Así que, ni cortos ni perezosos, nos pusimos a la faena: retiramos las piedras caídas hasta dejar al descubierto el suelo embarrado y las colocamos cerca, en fila, para tenerlas a mano. Nos pusimos uno enfrente del otro y emprendimos la tarea. Habíamos visto a los hombres del pueblo levantar portillos tantas veces sin que nos dejaran meter mano -quita de ahí, estorbo- que puedo decir que dominábamos la teoría con una solvencia extraordinaria. Así que, como ellos, empezamos colocando las piedras más pesadas abajo, directamente sobre el suelo. Luego, fuimos poniendo las otras encima, buscando el asiento más favorable, sin más argamasa que la propia fuerza de la gravedad. En los huecos metíamos cantillos más chicos que golpeábamos con otros hasta que quedaban firmemente agarrados a la pared. O eso creíamos nosotros. Y así, poco a poco, fue surgiendo una esbelta fila de piedras, algo torcida, la verdad, que pronto alcanzó una altura de un metro, más o menos, que nos pareció suficiente. Y fue entonces cuando oí a mi primo, como si reflexionara para sí mismo:
- Antes de colocar las cabreras deberíamos probar si es segura.

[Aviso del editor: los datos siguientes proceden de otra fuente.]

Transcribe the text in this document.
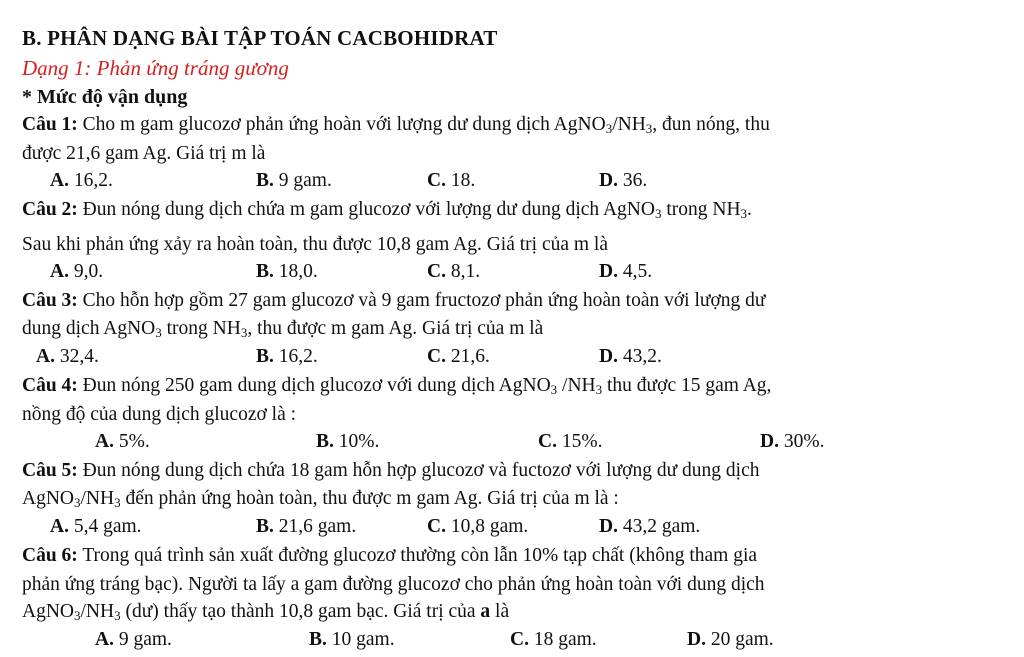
B. PHÂN DẠNG BÀI TẬP TOÁN CACBOHIDRAT
Dạng 1: Phản ứng tráng gương
* Mức độ vận dụng
Câu 1: Cho m gam glucozơ phản ứng hoàn với lượng dư dung dịch $AgNO_3/NH_3$, đun nóng, thu
được 21,6 gam Ag. Giá trị m là
A. 16,2.	B. 9 gam.	C. 18.	D. 36.
Câu 2: Đun nóng dung dịch chứa m gam glucozơ với lượng dư dung dịch AgNO$_3$ trong $NH_3$.
Sau khi phản ứng xảy ra hoàn toàn, thu được 10,8 gam Ag. Giá trị của m là
A. 9,0.	B. 18,0.	C. 8,1.	D. 4,5.
Câu 3: Cho hỗn hợp gồm 27 gam glucozơ và 9 gam fructozơ phản ứng hoàn toàn với lượng dư
dung dịch AgNO$_3$ trong $NH_3$, thu được m gam Ag. Giá trị của m là
A. 32,4.	B. 16,2.	C. 21,6.	D. 43,2.
Câu 4: Đun nóng 250 gam dung dịch glucozơ với dung dịch AgNO$_3$ $/NH_3$ thu được 15 gam Ag,
nồng độ của dung dịch glucozơ là :
A. 5%.	B. 10%.	C. 15%.	D. 30%.
Câu 5: Đun nóng dung dịch chứa 18 gam hỗn hợp glucozơ và fuctozơ với lượng dư dung dịch
$AgNO_3/NH_3$ đến phản ứng hoàn toàn, thu được m gam Ag. Giá trị của m là :
A. 5,4 gam.	B. 21,6 gam.	C. 10,8 gam.	D. 43,2 gam.
Câu 6: Trong quá trình sản xuất đường glucozơ thường còn lẫn 10% tạp chất (không tham gia
phản ứng tráng bạc). Người ta lấy a gam đường glucozơ cho phản ứng hoàn toàn với dung dịch
$AgNO_3/NH_3$ (dư) thấy tạo thành 10,8 gam bạc. Giá trị của a là
A. 9 gam.	B. 10 gam.	C. 18 gam.	D. 20 gam.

Y sin más comentarios lo dos trepamos encima de lo hecho y nos pusimos a saltar. Subíamos y al caer flexionábamos las piernas, empujando para hace más fuerza. Claro, que sólo pudimos saltar cuatro o cinco veces porque, de repente, la pared, que tan laboriosamente habíamos levantado, se vino abajo con un ruido que a nosotros nos pareció ensordecedor, pero que, seguramente, nadie pudo oír porque quedó apagado por nuestros gritos y, luego, por nuestras propias risas.
Desde aquel día, en esa escala imaginaria que he ido forjando sobre la utilidad del conocimiento, uno de los primeros lugares está ocupado por esos hombres que saben hacer cosas útiles.